Oculus being acquired by Facebook is helping to validate our efforts.

Mark Zuckerberg's vision for the purchase intrigues him too. "Mark said he believes VR can be the next platform after mobile," Yoshida says. "That's big thinking, and kind of excites our thinking." Sony's team has already been exploring uses for VR outside of traditional gaming, he explains, but nothing as broad as Zuckerberg's statements. "We've thought of doing virtual travel or something, but talking about a new platform? What does that mean?" Yoshida says it's given him something to think about.

Of course, a broader platform for VR means the technology will see more use -- and that technology still has several usability hurdles to conquer. "VR of the past, including our own prototype, has been very difficult to use in terms of getting headaches and becoming nauseated," he says. "Those early prototypes had larger latency and the positional tracking may not have worked as well. I feel really sorry for people developing VR stuff! They have to test it! With the kit we have now, what we demonstrated at GDC; I think it's the first time we can really provide developers with something and say, 'You can use ours, and you'll be alright.'"

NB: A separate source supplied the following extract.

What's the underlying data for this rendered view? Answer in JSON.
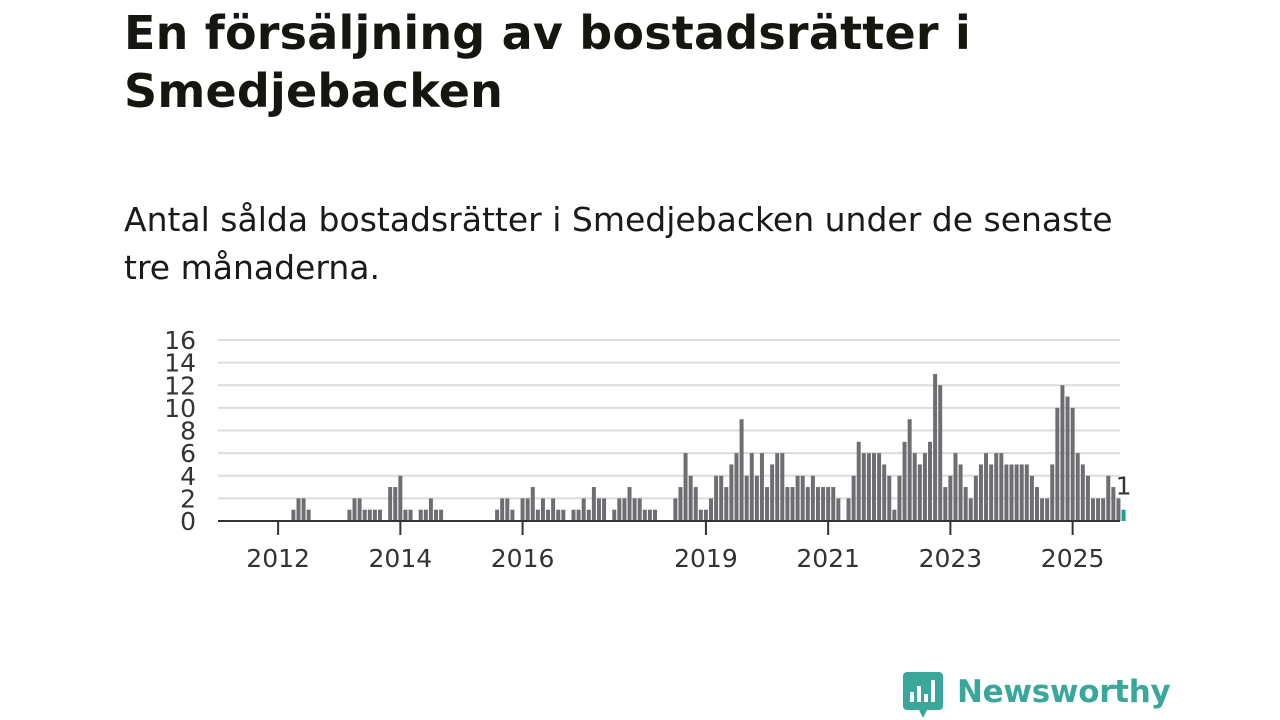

Sony's been talking to medical professionals about overcoming simulation sickness, Yoshida explains, and wants hardware to be comfortable and usable without adjustment. "The Oculus DK1 has lots of adjustments available, but the Morpheus just works, the optics design. We'll continue to improve it." Eventually, the company wants to create guidelines for how old users should be, and how long they should use it for, but it's not quite there yet. Even Yoshida admits he hasn't spent extended periods of time in virtual reality, usually keeping his sessions at under 10 minutes.

The Oculus DK1 has lots of adjustments available, but the Morpheus just works.

Yoshida's plan for building those guidelines relies heavily on collaboration. "We need to share knowledge," he explains. "We can't just make the hardware; it's the game applications that need to be designed well. We need time for developers to experiment and find the killer application and, at the same time, we need to learn how VR applications should be designed." Providing the Morpheus dev kit to developers, Yoshida says, is the first step.